When a customer says a user cannot log in, the first question to answer is: did the IdP ever provision this user to Descope? The fastest way to answer that is the audit log.

  1. Open the Audit and Troubleshoot page in the Descope Console.
  2. Filter for SCIMEvent events, scoped to the relevant tenant.
  3. Look for an event corresponding to the user in question (search by email or login ID).

If you see no SCIMEvent for that user, the IdP has not pushed them — which means they are not assigned to the application on the IdP side (directly or via group), or the IdP's last provisioning cycle has not run yet. The fix is on the IdP side.

For the full list of SCIM-related audit events, see the SCIM Audit Events reference.

Common Pitfalls

  • Assigning users one by one. Works for the initial rollout, fails silently every time a new employee joins. Always prefer group-based assignment.
  • Assuming Descope-side group mapping causes provisioning. It does not. The IdP must assign and push the user first.
  • Disabling JIT without group-based assignment in place.
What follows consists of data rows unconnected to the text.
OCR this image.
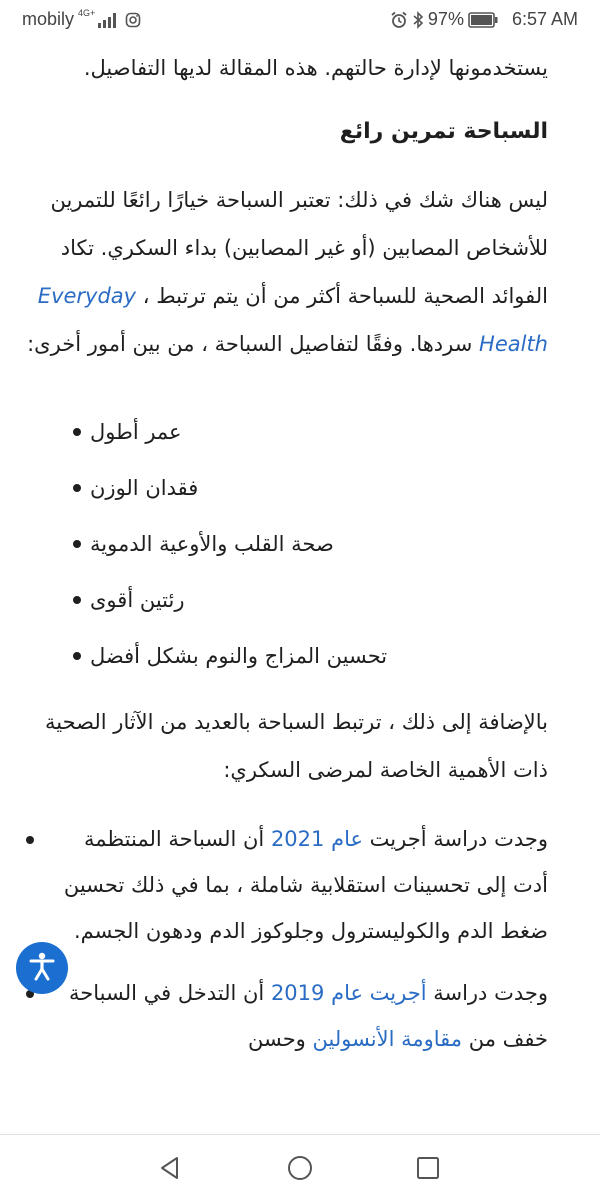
mobily 4G+	97%	6:57 AM

يستخدمونها لإدارة حالتهم. هذه المقالة لديها التفاصيل.

السباحة تمرين رائع

ليس هناك شك في ذلك: تعتبر السباحة خيارًا رائعًا للتمرين للأشخاص المصابين (أو غير المصابين) بداء السكري. تكاد الفوائد الصحية للسباحة أكثر من أن يتم ترتبط ، Everyday Health سردها. وفقًا لتفاصيل السباحة ، من بين أمور أخرى:

عمر أطول
فقدان الوزن
صحة القلب والأوعية الدموية
رئتين أقوى
تحسين المزاج والنوم بشكل أفضل

بالإضافة إلى ذلك ، ترتبط السباحة بالعديد من الآثار الصحية ذات الأهمية الخاصة لمرضى السكري:

وجدت دراسة أجريت عام 2021 أن السباحة المنتظمة أدت إلى تحسينات استقلابية شاملة ، بما في ذلك تحسين ضغط الدم والكوليسترول وجلوكوز الدم ودهون الجسم.
وجدت دراسة أجريت عام 2019 أن التدخل في السباحة خفف من مقاومة الأنسولين وحسن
Disabling JIT is the right call when SCIM is the source of truth, but only if every user who needs to log in is in scope for the IdP's provisioning. Otherwise users will fail authentication with no automatic recovery path.
  • Forgetting that the same separation applies for deprovisioning. Removing a user from the assigned group in the IdP will cause the IdP to deactivate them in Descope. Removing them from a role-mapped group only changes their roles.